Hercules’ legend is left to a fast flashback, where he grapples and chokes two snakes with his bare hands, kills a hydra in a swamp and tears out the fur of an extra-large Nemean lion (because, of course, anything less than extra-large just wouldn’t do in a 3D event movie).

Anyways, Mr. Johnson is charismatic enough pull off wearing the lion’s skinned head as a head ornament (in most cases, it’s an alternative for his dangly, wrangled hair) – and yes, it does look weird, but the awkwardness (ported over from the comic book), works. Mr. Johnson is, of course, the center-point of this fable, but even then there’s a certain lack of imagination in the way his character is dealt with.


The screenplay lays down the ground work, sets up events, but never ventures to unexplored grounds. At times like Mr. McShane’s character Hercules’ group is a troop of charlatan’s, banking on myths to keep their employment rates high (I guess any publicity is necessary to run any thriving business).

The movie (as the comic was) is more interested in debunking myths and keeping it real: Did Hercules really kill his wife and children in one of his rages? (The wife, by the way, is played by model Irina Shayk, with no speaking parts); Did he really kill those fantastic beasts (the hydra’s decapitated head which Hercules brings is little more than a snake-skinned mask)? As a demi-God does he bleed when cut in battle? Was he really the son of Zeus?

This fresh angle helps keep interest alive, especially when you see the end coming a mile away.

Made with Practiced Regularity

Mr. Ratner, and his regular cinematographer Dante Spinotti, have a practiced way of visual presentation. Most of Mr. Ratner’s shots are limited to medium close angles and minimum camera moves, always keeping his actors in frame, intercutting only when necessary. This closeness subconsciously creates a familiarity to the characters and their journey (however grand or meek) keeps our attention in check.
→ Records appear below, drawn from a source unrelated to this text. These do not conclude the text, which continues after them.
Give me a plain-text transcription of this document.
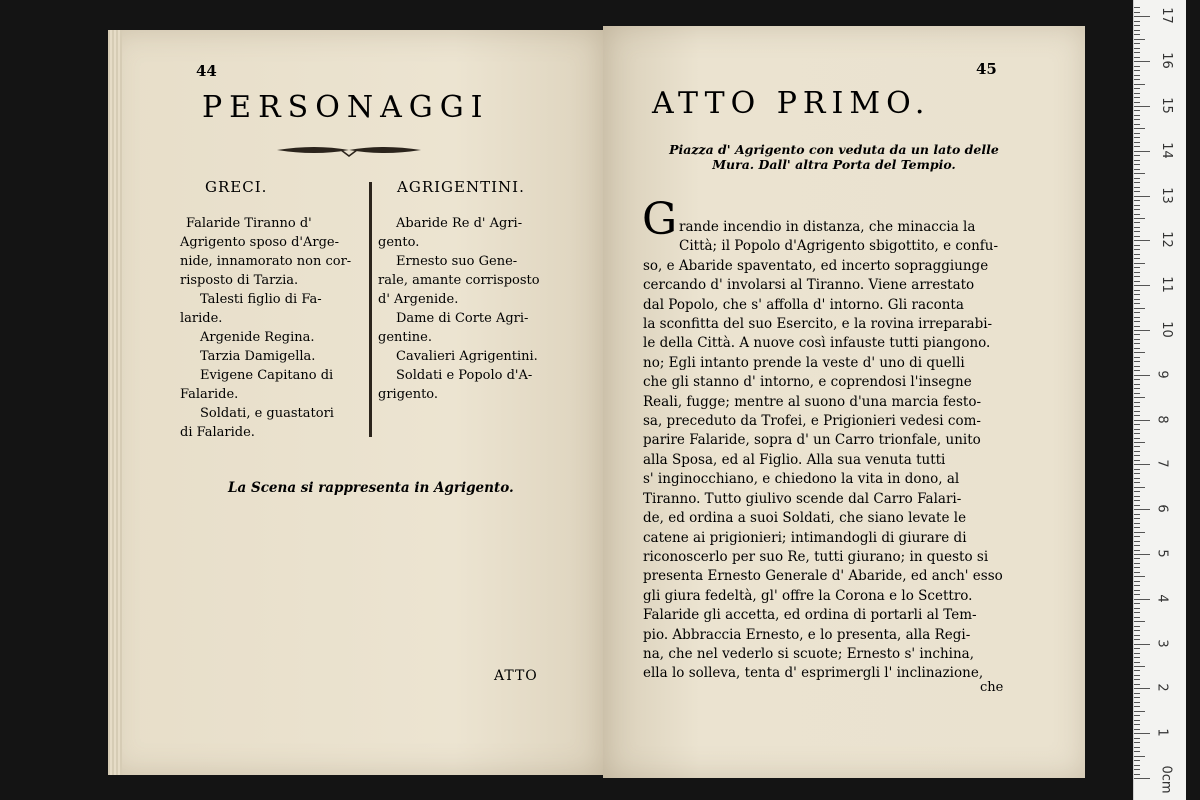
44
PERSONAGGI
GRECI.	AGRIGENTINI.
Falaride Tiranno d'
Agrigento sposo d'Arge-
nide, innamorato non cor-
risposto di Tarzia.
Talesti figlio di Fa-
laride.
Argenide Regina.
Tarzia Damigella.
Evigene Capitano di
Falaride.
Soldati, e guastatori
di Falaride.
Abaride Re d' Agri-
gento.
Ernesto suo Gene-
rale, amante corrisposto
d' Argenide.
Dame di Corte Agri-
gentine.
Cavalieri Agrigentini.
Soldati e Popolo d'A-
grigento.
La Scena si rappresenta in Agrigento.
ATTO
45
ATTO PRIMO.
Piazza d' Agrigento con veduta da un lato delle
Mura. Dall' altra Porta del Tempio.
G rande incendio in distanza, che minaccia la
Città; il Popolo d'Agrigento sbigottito, e confu-
so, e Abaride spaventato, ed incerto sopraggiunge
cercando d' involarsi al Tiranno. Viene arrestato
dal Popolo, che s' affolla d' intorno. Gli raconta
la sconfitta del suo Esercito, e la rovina irreparabi-
le della Città. A nuove così infauste tutti piangono.
no; Egli intanto prende la veste d' uno di quelli
che gli stanno d' intorno, e coprendosi l'insegne
Reali, fugge; mentre al suono d'una marcia festo-
sa, preceduto da Trofei, e Prigionieri vedesi com-
parire Falaride, sopra d' un Carro trionfale, unito
alla Sposa, ed al Figlio. Alla sua venuta tutti
s' inginocchiano, e chiedono la vita in dono, al
Tiranno. Tutto giulivo scende dal Carro Falari-
de, ed ordina a suoi Soldati, che siano levate le
catene ai prigionieri; intimandogli di giurare di
riconoscerlo per suo Re, tutti giurano; in questo si
presenta Ernesto Generale d' Abaride, ed anch' esso
gli giura fedeltà, gl' offre la Corona e lo Scettro.
Falaride gli accetta, ed ordina di portarli al Tem-
pio. Abbraccia Ernesto, e lo presenta, alla Regi-
na, che nel vederlo si scuote; Ernesto s' inchina,
ella lo solleva, tenta d' esprimergli l' inclinazione,
che
0cm
1
2
3
4
5
6
7
8
9
10
11
12
13
14
15
16
17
Apart from that, technically there is really nothing spectacular about Hercules: the CGI (computer generated imagery), has a seen-it-all-way-too-much negligence to it. The Production Design by Jean-Vincent Puzos is dimly lit and featureless (though the lack of light is a no brainer because of olden times), and the Editing by Mark Helfrich and Julia Wong keep events – and scenes – well stitched, without seams.


Mr. Ratner does have an eye for military staging, which thankfully, prevent inertia for settling in when the movie goes battle-heavy.

The Final Word

Hercules is a worth-your-while cinema expense. Frankly, I’ve seen a lot worse in the same genre (and Mr. Johnson, like always, is very very likable). It’s not really original, but, hey, in this day and age of cliché, I guess any port in a storm would do.

Distributed by Paramount and MGM, Hercules is rated PG-13 – featuring big battles, humor, and a battle-weary hero with big sad eyes.

Directed by Brett Ratner; Produced by Beau Flynn, Barry Levine and Mr. Ratner; Written by Ryan J. Condal and Evan Spiliotopoulos; Cinematography by Dante Spinotti; Edited by Mark Helfrich and Julia Wong; Music by Fernando Velázquez; production design by Jean-Vincent Puzos.

Starring: Dwayne Johnson, Ian McShane, Rufus Sewell, Aksel Hennie, Ingrid Bolso Berdal, Reece Ritchie, Tobias Santelmann, Joseph Fiennes, Peter Mullan, John Hurt, Rebecca Ferguson and Irina Shayk.